El fuerte siempre es el señor.
— ¿Y yo también?
— Tú eres débil.
— Y si yo resulto ser más fuerte que todos los demás, ¿también me convertiré en señor?
— Sí.
— ¿Y si tú llegas a ser el más fuerte…?
— Sí, también yo seré señor.
— ¿Para qué?
— Así sucede siempre.
— En nuestro país no es así, ¿no lo has oído?
— Siempre es así.
— ¿Y si yo te convierto en el señor de Gregory, de todos?
— No lo podrás hacer.
— Si me ayudas, sí podré.
— No.
— Haz una prueba.
— No te creo. No tienes nada sagrado.
— Yo creo en el hombre, y esto para mí es lo sagrado.
— ¿En mí?
— Mientras eres un esclavo, no creo en ti.
— ¿Qué yo soy esclavo? Hablas como Gregory, como todos los demás.
— Eres un esclavo porque reconoces sobre ti al dueño. Quítatelo de encima, y te convertirás en un hombre. Y para Gregory siempre seguirás siendo un esclavo.
— ¿Siendo yo dueño, seré tu dios?
— El hombre no es esclavo ni señor. ¿Lo comprendes?
— No. Tú quieres matar a Gregory, matar a todos, lo comprendo. A tu dios no le comprendo.
— ¿Y tú quieres que yo mate a Gregory y a todos los demás?
— Sí, menos a mí. Pero no lo podrás hacer. Eres débil.
— ¿Eso es lo que piensas? ¡No, yo soy más fuerte que nadie! ¿Lo ves?
Cuanto más pobre es el cerebro, cuanto más rígidos son los hábitos y estrechos los horizontes, con tanta mayor facilidad el hombre se somete a la sugestión. Polynov se puso de pie y tocó solemnemente el hombro de Amín.

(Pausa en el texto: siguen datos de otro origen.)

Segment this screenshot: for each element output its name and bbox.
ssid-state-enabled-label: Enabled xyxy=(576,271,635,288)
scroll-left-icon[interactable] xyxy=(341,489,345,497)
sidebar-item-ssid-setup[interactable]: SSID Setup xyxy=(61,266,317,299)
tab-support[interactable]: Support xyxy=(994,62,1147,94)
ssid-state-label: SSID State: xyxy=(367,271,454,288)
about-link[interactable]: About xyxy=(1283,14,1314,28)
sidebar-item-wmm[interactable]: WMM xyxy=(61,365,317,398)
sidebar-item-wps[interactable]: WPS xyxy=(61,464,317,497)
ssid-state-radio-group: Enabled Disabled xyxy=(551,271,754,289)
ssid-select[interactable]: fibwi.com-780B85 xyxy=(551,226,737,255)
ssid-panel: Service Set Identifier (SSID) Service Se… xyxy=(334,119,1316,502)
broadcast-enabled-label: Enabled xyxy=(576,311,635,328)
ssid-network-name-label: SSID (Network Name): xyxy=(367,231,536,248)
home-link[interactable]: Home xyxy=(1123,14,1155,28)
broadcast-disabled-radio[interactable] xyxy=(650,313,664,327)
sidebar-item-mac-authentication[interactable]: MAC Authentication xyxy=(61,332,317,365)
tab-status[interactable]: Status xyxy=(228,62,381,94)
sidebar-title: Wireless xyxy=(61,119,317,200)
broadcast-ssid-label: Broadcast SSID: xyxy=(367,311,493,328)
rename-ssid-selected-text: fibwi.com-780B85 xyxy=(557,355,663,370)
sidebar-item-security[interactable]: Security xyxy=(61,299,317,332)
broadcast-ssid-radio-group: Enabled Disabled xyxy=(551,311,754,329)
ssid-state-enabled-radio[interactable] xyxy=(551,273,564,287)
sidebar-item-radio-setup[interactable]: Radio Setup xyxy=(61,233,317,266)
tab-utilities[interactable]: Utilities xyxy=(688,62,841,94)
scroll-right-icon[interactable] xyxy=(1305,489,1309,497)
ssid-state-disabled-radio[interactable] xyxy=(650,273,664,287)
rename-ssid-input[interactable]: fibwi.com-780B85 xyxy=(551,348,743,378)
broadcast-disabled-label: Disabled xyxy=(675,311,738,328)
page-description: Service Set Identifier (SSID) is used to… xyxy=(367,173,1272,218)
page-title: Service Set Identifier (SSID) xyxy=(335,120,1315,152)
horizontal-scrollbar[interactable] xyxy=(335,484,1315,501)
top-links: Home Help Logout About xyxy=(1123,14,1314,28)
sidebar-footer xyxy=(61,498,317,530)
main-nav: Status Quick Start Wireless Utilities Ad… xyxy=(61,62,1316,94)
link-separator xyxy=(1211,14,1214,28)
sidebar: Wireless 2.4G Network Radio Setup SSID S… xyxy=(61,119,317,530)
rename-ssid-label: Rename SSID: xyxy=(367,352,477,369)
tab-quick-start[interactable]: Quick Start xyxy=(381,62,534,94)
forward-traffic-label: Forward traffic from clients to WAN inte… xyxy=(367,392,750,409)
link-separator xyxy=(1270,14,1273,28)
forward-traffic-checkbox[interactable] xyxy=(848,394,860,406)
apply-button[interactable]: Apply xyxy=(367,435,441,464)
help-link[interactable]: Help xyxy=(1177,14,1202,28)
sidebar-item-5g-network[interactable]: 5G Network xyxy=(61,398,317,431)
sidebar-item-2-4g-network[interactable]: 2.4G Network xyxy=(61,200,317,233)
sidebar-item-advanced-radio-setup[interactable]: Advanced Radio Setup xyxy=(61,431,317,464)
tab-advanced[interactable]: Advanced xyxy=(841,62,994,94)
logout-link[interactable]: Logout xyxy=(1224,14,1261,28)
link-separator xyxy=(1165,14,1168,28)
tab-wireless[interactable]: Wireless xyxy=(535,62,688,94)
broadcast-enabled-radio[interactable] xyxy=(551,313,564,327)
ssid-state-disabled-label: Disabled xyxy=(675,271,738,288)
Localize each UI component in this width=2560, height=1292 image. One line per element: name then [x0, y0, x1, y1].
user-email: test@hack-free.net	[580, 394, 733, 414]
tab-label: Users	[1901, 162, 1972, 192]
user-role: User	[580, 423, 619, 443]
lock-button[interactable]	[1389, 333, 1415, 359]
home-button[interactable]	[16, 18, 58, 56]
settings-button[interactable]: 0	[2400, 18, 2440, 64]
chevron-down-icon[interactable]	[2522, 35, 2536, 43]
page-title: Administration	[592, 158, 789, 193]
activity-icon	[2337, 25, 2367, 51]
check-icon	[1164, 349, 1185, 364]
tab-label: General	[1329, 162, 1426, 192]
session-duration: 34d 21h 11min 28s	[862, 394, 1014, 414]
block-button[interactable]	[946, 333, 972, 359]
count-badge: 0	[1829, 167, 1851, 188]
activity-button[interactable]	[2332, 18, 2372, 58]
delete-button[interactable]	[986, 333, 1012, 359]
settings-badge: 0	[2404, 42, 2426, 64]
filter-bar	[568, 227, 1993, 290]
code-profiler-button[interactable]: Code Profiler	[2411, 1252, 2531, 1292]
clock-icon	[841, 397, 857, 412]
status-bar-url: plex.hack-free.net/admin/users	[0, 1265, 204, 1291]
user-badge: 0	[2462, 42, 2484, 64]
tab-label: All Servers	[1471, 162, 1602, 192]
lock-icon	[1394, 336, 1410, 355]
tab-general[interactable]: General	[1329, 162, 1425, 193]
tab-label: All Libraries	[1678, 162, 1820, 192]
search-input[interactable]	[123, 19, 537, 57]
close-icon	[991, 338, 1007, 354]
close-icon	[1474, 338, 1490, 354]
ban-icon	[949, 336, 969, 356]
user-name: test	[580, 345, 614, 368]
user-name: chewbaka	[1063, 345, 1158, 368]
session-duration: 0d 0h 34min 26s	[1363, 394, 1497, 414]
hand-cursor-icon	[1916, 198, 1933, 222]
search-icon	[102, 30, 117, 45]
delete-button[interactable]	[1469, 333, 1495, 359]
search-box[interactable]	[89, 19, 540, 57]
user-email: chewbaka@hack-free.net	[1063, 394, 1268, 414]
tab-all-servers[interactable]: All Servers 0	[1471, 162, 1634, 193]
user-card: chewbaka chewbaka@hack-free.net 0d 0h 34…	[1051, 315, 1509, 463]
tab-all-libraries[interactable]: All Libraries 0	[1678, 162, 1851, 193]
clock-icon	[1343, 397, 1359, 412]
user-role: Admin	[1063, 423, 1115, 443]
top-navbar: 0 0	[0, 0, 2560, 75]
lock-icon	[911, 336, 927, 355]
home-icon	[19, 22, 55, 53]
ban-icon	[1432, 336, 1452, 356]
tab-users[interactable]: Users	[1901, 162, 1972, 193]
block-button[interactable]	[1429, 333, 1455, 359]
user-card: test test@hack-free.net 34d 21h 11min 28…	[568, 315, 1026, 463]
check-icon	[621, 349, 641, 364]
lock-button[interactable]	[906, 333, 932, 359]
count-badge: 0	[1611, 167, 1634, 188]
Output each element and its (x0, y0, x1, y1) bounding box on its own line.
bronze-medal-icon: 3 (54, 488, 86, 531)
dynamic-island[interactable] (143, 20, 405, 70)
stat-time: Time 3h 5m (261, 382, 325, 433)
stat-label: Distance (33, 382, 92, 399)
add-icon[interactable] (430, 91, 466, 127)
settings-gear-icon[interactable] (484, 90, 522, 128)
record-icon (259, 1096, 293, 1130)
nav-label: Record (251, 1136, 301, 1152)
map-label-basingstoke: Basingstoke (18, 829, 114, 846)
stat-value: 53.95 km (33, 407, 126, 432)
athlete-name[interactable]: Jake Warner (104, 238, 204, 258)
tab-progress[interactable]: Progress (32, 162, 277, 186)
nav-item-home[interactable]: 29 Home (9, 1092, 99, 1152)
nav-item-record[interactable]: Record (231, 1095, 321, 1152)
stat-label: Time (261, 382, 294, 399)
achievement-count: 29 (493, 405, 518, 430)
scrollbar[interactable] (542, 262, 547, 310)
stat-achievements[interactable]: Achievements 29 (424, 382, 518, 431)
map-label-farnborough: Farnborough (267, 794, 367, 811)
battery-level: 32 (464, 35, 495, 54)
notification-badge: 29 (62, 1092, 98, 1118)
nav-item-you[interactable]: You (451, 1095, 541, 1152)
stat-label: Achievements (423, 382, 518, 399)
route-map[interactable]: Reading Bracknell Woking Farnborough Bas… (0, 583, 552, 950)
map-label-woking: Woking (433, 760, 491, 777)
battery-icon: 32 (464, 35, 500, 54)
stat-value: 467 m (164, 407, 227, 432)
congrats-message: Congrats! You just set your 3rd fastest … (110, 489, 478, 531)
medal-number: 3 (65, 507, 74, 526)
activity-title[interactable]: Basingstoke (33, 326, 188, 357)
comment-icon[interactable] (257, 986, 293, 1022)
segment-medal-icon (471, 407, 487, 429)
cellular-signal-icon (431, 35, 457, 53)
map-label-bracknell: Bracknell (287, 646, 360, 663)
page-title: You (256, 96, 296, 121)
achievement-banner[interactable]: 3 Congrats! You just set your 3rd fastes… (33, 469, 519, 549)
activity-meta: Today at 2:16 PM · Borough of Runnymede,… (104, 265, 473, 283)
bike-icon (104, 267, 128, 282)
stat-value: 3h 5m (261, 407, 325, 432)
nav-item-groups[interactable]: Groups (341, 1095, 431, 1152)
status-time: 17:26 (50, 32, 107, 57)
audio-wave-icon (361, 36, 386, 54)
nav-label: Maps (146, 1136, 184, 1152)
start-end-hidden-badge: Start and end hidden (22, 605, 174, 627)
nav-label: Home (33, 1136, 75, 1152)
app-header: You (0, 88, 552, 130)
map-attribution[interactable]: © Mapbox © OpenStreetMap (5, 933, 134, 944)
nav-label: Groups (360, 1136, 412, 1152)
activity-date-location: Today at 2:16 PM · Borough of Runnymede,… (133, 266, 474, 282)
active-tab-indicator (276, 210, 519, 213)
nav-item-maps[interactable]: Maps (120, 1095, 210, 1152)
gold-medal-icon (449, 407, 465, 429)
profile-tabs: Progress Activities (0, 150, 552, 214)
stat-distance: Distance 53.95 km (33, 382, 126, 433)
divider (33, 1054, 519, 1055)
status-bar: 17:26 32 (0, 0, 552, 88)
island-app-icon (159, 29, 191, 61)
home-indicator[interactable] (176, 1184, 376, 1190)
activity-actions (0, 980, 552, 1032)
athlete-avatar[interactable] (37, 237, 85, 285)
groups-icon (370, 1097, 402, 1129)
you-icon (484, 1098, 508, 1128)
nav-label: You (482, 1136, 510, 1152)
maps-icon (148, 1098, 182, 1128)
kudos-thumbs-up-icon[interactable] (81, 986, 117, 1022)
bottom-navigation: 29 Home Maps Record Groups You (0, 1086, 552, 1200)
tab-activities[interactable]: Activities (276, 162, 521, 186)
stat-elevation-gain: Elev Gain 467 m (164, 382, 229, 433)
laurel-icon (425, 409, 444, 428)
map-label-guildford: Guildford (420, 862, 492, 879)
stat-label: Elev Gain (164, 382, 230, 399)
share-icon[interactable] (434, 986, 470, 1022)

— Tú no puedes mover los brazos — le dijo él con seguridad—. No puedes. Ni lo intentes. Ellos quedaron petrificados.
Amín se estremeció. Trató de levantar los brazos; éstos no le obedecieron. En sus ojos palpitó el miedo. El pobre diablo estaba demasiado acostumbrado a encontrarse bajo influencia ajena y ahora era indefenso.
Polynov le sacó la pistola y la balanceó en la palma de la mano.
— ¿Ves esto?
De pronto, Amín se tiró de la silla arrodillándose en el suelo.
— ¡Eres poderoso, eres poderoso! — gritó él—. ¡Eres el más poderoso, nadie todavía supo convertir a Amín en piedra! ¡Tú matarás a Gregory y me salvarás a mí, mi señor! Amín conoce lo que tú necesitas, y Amín te lo dirá todo…
— ¡Habla!
Amín tiene razón, eres un buen señor. ¡Deshaz el embrujo, deshazlo, Amín te contará todo! Una vez Gregory muerto, me salvarás, me darás dinero, mucho dinero, yo compraré tierras, compraré al hijo de Gregory, le escupiré…
A los diez minutos Polynov ya estaba enterado de todo.
Ya solo, tardó mucho en tranquilizarse. No esperaba tal cosa. ¡Cuan fervorosamente creen en el milagro, cómo lo ansían, cuan ciegamente siguen al que les promete el milagro! No importa quién, no importa con qué objetivo… Les enseñaron a obedecer ante la fuerza, obedecer sumisamente, sin reflexionar, y tras el milagro ven una fuerza enorme, sobrenatural.
Polynov se estremeció de repugnancia.